As their next step, the builders will add the robot--after some comprehensive modification--to a vacuum cleaner, a practical use not part of the original design. While the machine was not originally designed for housecleaning purposes, it can be programmed through the communication of its two computers to perform a certain movement or series of movements--a vacuum cleaner following a programmed map, for example.

Another function which enhances the robot's utility, according to its creators, is its ability to perform a series of movements on its own through the use of its ultrasonic sensors.

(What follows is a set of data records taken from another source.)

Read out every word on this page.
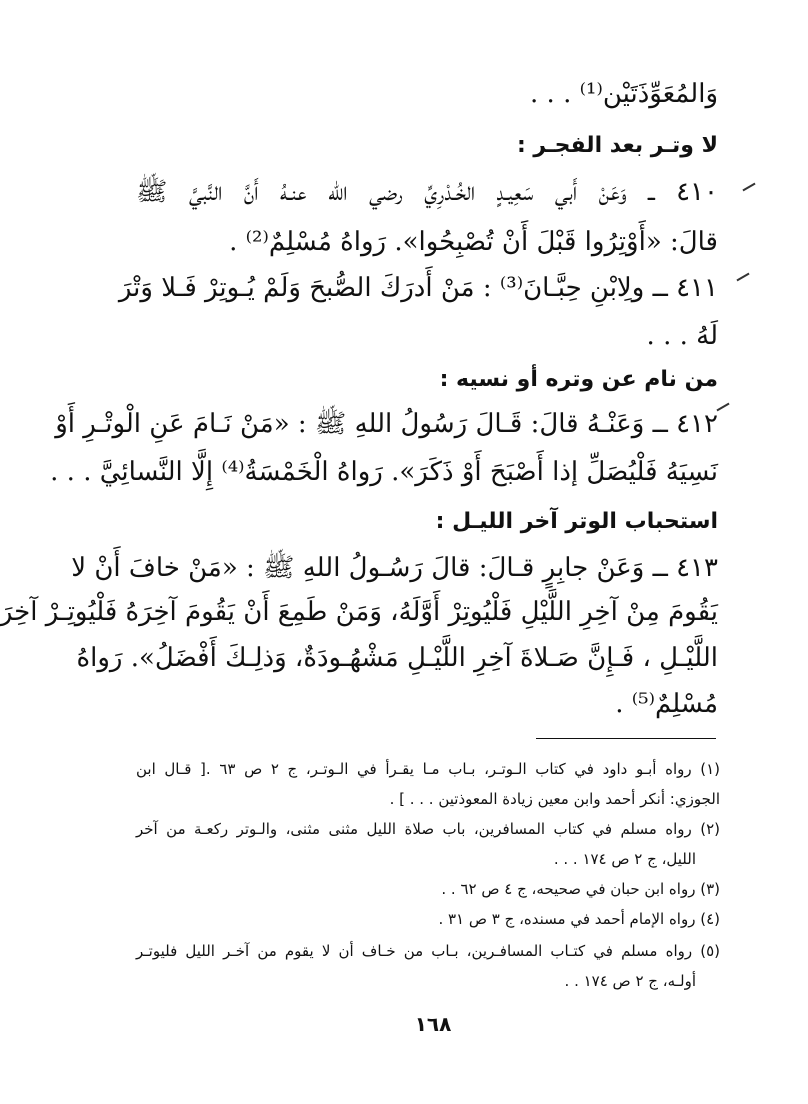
وَالمُعَوِّذَتَيْن⁽¹⁾ . . .
لا وتـر بعد الفجـر :
٤١٠ ــ وَعَنْ أَبي سَعِيـدٍ الخُـدْرِيِّ رضي الله عنـهُ أَنَّ النَّبيَّ ﷺ
قالَ: «أَوْتِرُوا قَبْلَ أَنْ تُصْبِحُوا». رَواهُ مُسْلِمٌ⁽²⁾ .
٤١١ ــ ولِابْنِ حِبَّـانَ⁽³⁾ : مَنْ أَدرَكَ الصُّبحَ وَلَمْ يُـوتِرْ فَـلا وَتْرَ
لَهُ . . .
من نام عن وتره أو نسيه :
٤١٢ ــ وَعَنْـهُ قالَ: قَـالَ رَسُولُ اللهِ ﷺ : «مَنْ نَـامَ عَنِ الْوتْـرِ أَوْ
نَسِيَهُ فَلْيُصَلِّ إذا أَصْبَحَ أَوْ ذَكَرَ». رَواهُ الْخَمْسَةُ⁽⁴⁾ إِلَّا النَّسائِيَّ . . .
استحباب الوتر آخر الليـل :
٤١٣ ــ وَعَنْ جابِرٍ قـالَ: قالَ رَسُـولُ اللهِ ﷺ : «مَنْ خافَ أَنْ لا
يَقُومَ مِنْ آخِرِ اللَّيْلِ فَلْيُوتِرْ أَوَّلَهُ، وَمَنْ طَمِعَ أَنْ يَقُومَ آخِرَهُ فَلْيُوتِـرْ آخِرَ
اللَّيْـلِ ، فَـإِنَّ صَـلاةَ آخِرِ اللَّيْـلِ مَشْهُـودَةٌ، وَذلِـكَ أَفْضَلُ». رَواهُ
مُسْلِمٌ⁽⁵⁾ .
(١) رواه أبـو داود في كتاب الـوتـر، بـاب مـا يقـرأ في الـوتـر، ج ٢ ص ٦٣ .[ قـال ابن
الجوزي: أنكر أحمد وابن معين زيادة المعوذتين . . . ] .
(٢) رواه مسلم في كتاب المسافرين، باب صلاة الليل مثنى مثنى، والـوتر ركعـة من آخر
الليل، ج ٢ ص ١٧٤ . . .
(٣) رواه ابن حبان في صحيحه، ج ٤ ص ٦٢ . .
(٤) رواه الإمام أحمد في مسنده، ج ٣ ص ٣١ .
(٥) رواه مسلم في كتـاب المسافـرين، بـاب من خـاف أن لا يقوم من آخـر الليل فليوتـر
أولـه، ج ٢ ص ١٧٤ . .
١٦٨
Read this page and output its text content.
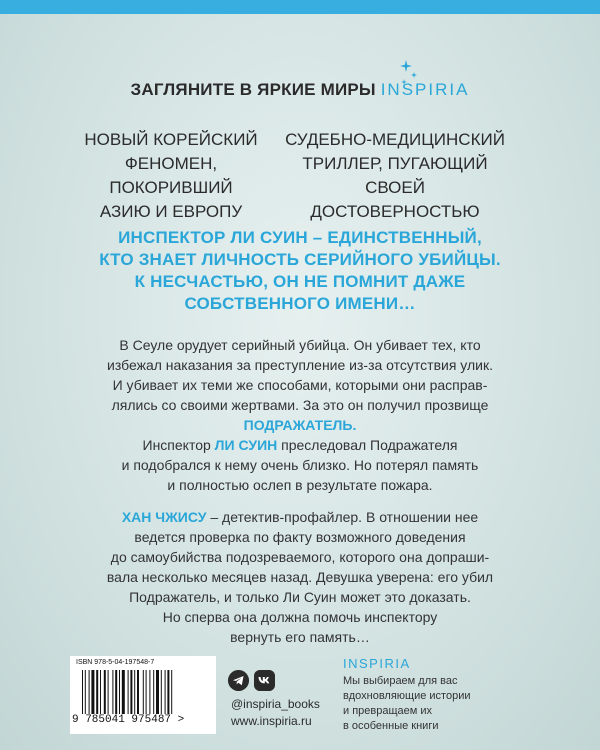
ЗАГЛЯНИТЕ В ЯРКИЕ МИРЫ INSPIRIA
НОВЫЙ КОРЕЙСКИЙ
ФЕНОМЕН, ПОКОРИВШИЙ
АЗИЮ И ЕВРОПУ
СУДЕБНО-МЕДИЦИНСКИЙ
ТРИЛЛЕР, ПУГАЮЩИЙ СВОЕЙ
ДОСТОВЕРНОСТЬЮ
ИНСПЕКТОР ЛИ СУИН – ЕДИНСТВЕННЫЙ,
КТО ЗНАЕТ ЛИЧНОСТЬ СЕРИЙНОГО УБИЙЦЫ.
К НЕСЧАСТЬЮ, ОН НЕ ПОМНИТ ДАЖЕ
СОБСТВЕННОГО ИМЕНИ…
В Сеуле орудует серийный убийца. Он убивает тех, кто
избежал наказания за преступление из-за отсутствия улик.
И убивает их теми же способами, которыми они расправ-
лялись со своими жертвами. За это он получил прозвище
ПОДРАЖАТЕЛЬ.
Инспектор ЛИ СУИН преследовал Подражателя
и подобрался к нему очень близко. Но потерял память
и полностью ослеп в результате пожара.
ХАН ЧЖИСУ – детектив-профайлер. В отношении нее
ведется проверка по факту возможного доведения
до самоубийства подозреваемого, которого она допраши-
вала несколько месяцев назад. Девушка уверена: его убил
Подражатель, и только Ли Суин может это доказать.
Но сперва она должна помочь инспектору
вернуть его память…
ISBN 978-5-04-197548-7
9 785041 975487 >
@inspiria_books
www.inspiria.ru
INSPIRIA
Мы выбираем для вас
вдохновляющие истории
и превращаем их
в особенные книги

These sensors are in the form of strips on the side panels that send signals back to the computer's Central Processing Unit of the main computer in case the robot--or in this case the vacuum cleaner--bumps into an object on the floor that it must evade.

More important is the mechanism which actually steers the robot, a camera which sends out a signal and gets reflections from objects back--in the same way a radar does--and adjusts its direction accordingly, Jury says.

This "sensory" function is what makes the robot unique, according to Jury. In general, robots are "open--loop robots" that go to a specific point and perform a specific function.

Stanford University's Science Department developed a robot with visual--and not sonar--capacity: a camera on the robot takes pictures of a room and changes direction according to the pictures, visually "mapping out" the room. But this robot "is too expensive and takes eight hours to get across a single room because of its process of taking pictures and then programming," says Jury.

Having been somewhat limited in resources and money--which was raised largely by the Harvard Science Department--the students would like to somehow raise more money on their own to make a better one.

"If we did it all over again we could make it half the size. Conceivably, we could go to a computer company and give them the design of the entire board (the main mechanism in the robot, about two square feet in size), and they could put it all on a single chip," says Jury.

Although the three inventors have yet to obliterate the tasks of ironing, dusting, or doing laundry, they have brought society a little closer to the world of Woody Allen's Sleeper with their motile vacuuming contraption.

"Everybody said it couldn't be done," says Jury, "But we finally did it."